You’ve put your all into getting swim fit and then Covid-19 arrives, the pools shut and suddenly it feels like all the conditioning you’ve built will be lost – especially if you live in the north of the British Isles and open-water swimming isn’t even a viable option! But it can be very easy to think that just because you can’t get into the water you can’t maintain the swim fitness you’ve worked hard to gain. So what elements actually go into being able to move through the water efficiently?
Aerobic endurance underscores swimming ability, but in addition, strength, technique, muscular endurance, power and threshold also play their part, and I believe it’s perfectly possible to maintain – even develop – each of these parameters of fitness at home and with a simple set of swim pull cords or bungee ropes from the boot of your car.
That said, it’s important to make sure movements are swim-specific to activate appropriate muscle groups, such as chest, lats and triceps. And while working on general strength and fitness is fairly easy, threshold, power and muscular endurance are much harder areas of fitness to develop when you’re not able to get in the water.
So below are a series of videos that will help you do just that. You will see videos focussed on whole-body swim-specific training, high- intensity pull cord workouts and crossfit-style sessions which demand a very high level of effort, as well as a much longer, live-streamed session with the Edinburgh Triathletes Squad.
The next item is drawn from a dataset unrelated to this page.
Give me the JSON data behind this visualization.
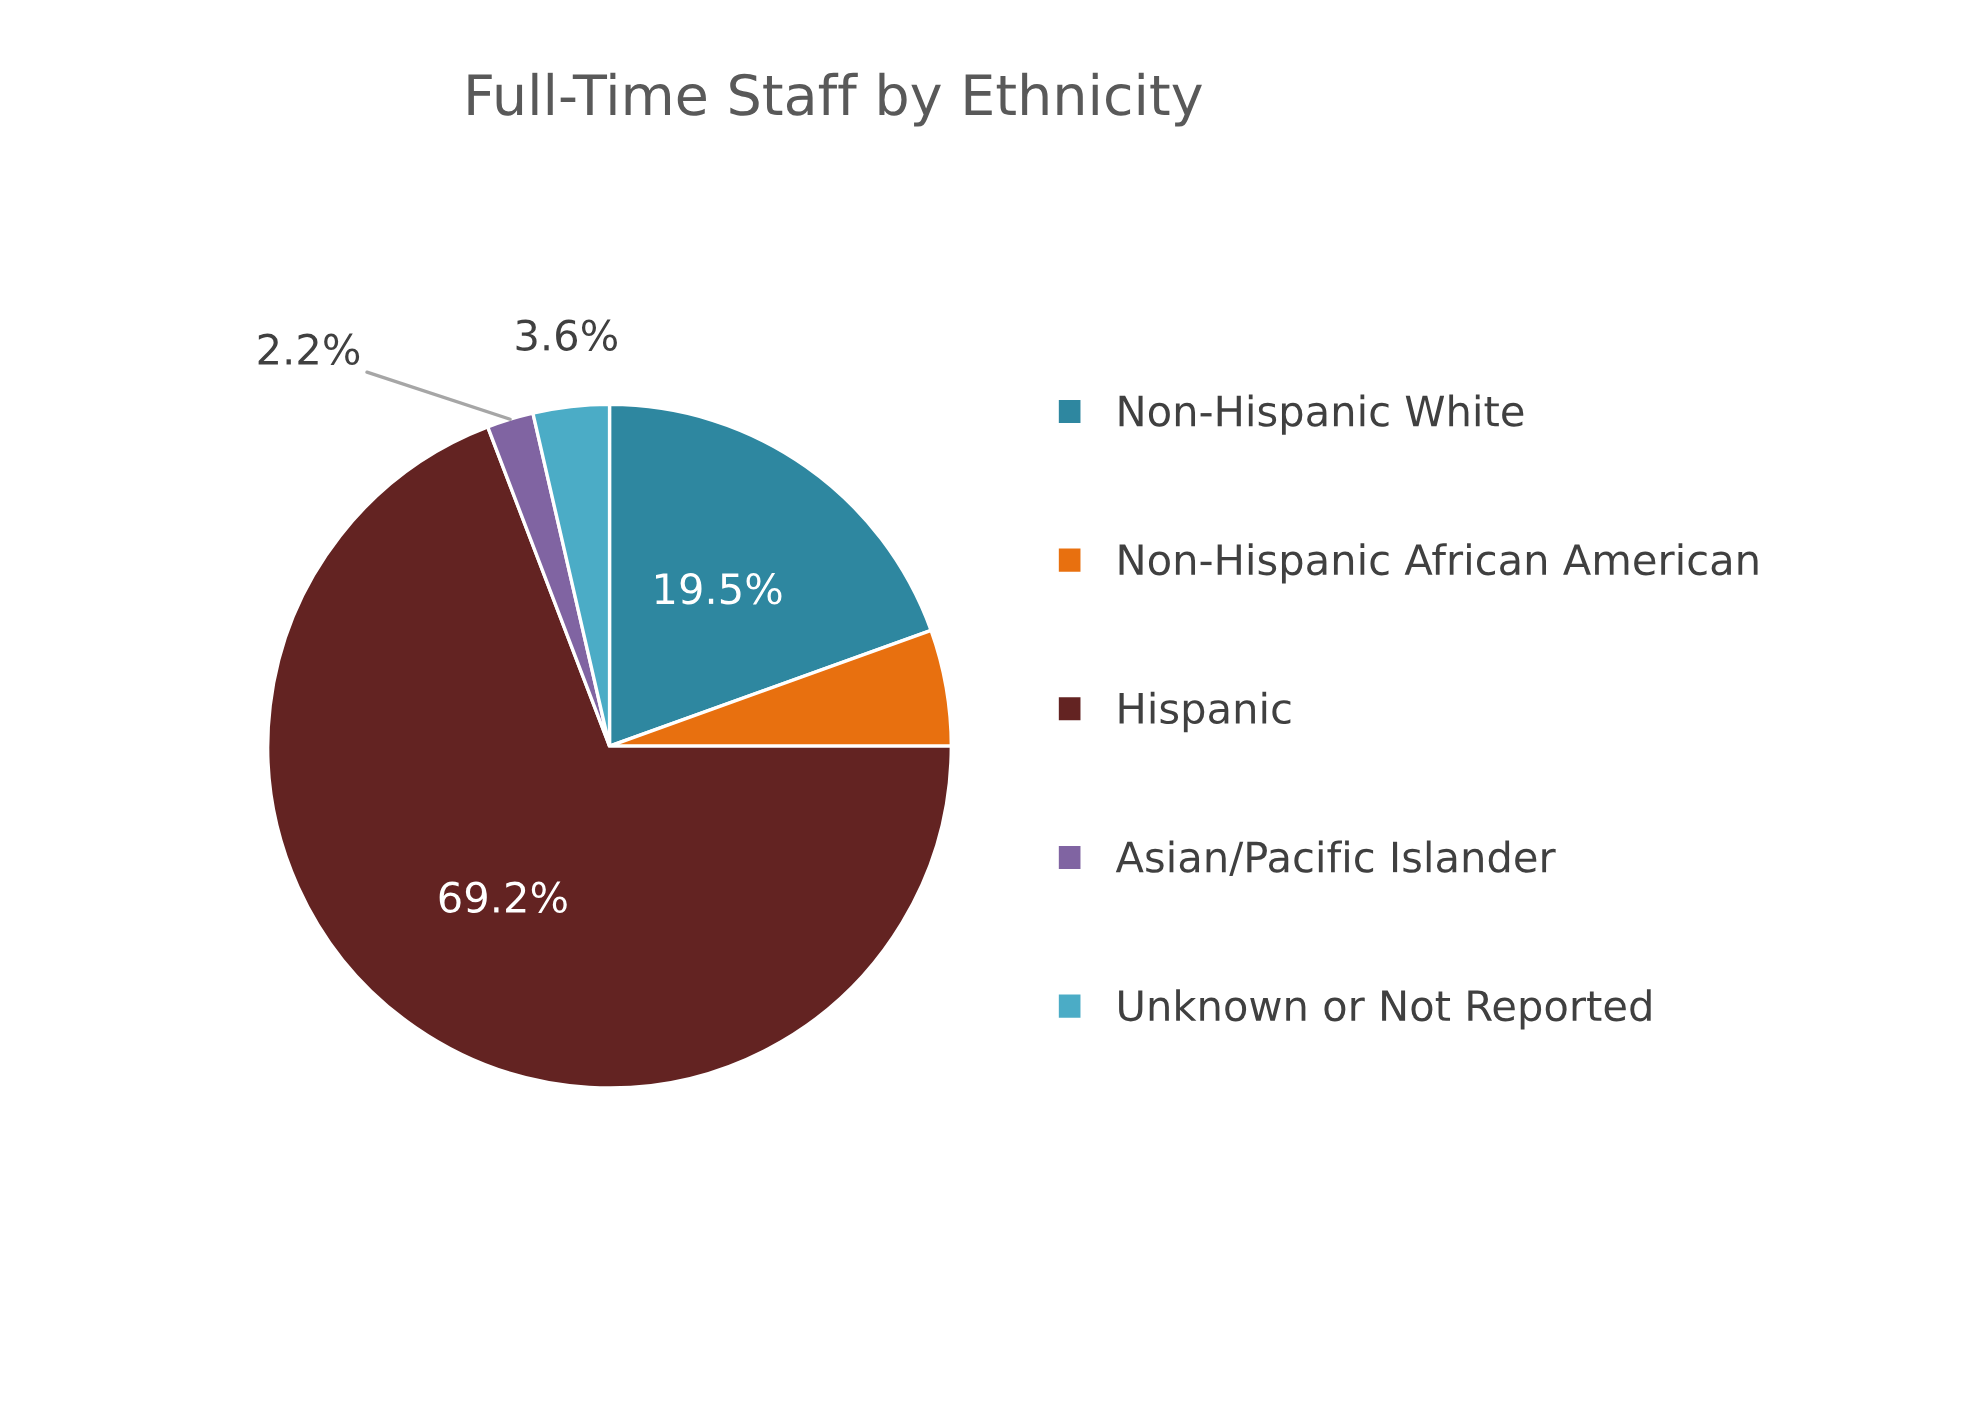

By following these videos as often as you’d normally swim, and challenging yourself to work hard in each exercise, I believe that you can maintain and even develop swim fitness and strength while not able to access the water.
Obviously, there’s no way of maintaining feel for the water, but if you can use these sessions for fitness and strength, when the pools open again you’ll soon be back to your previous swim pace! Keep training, keep safe.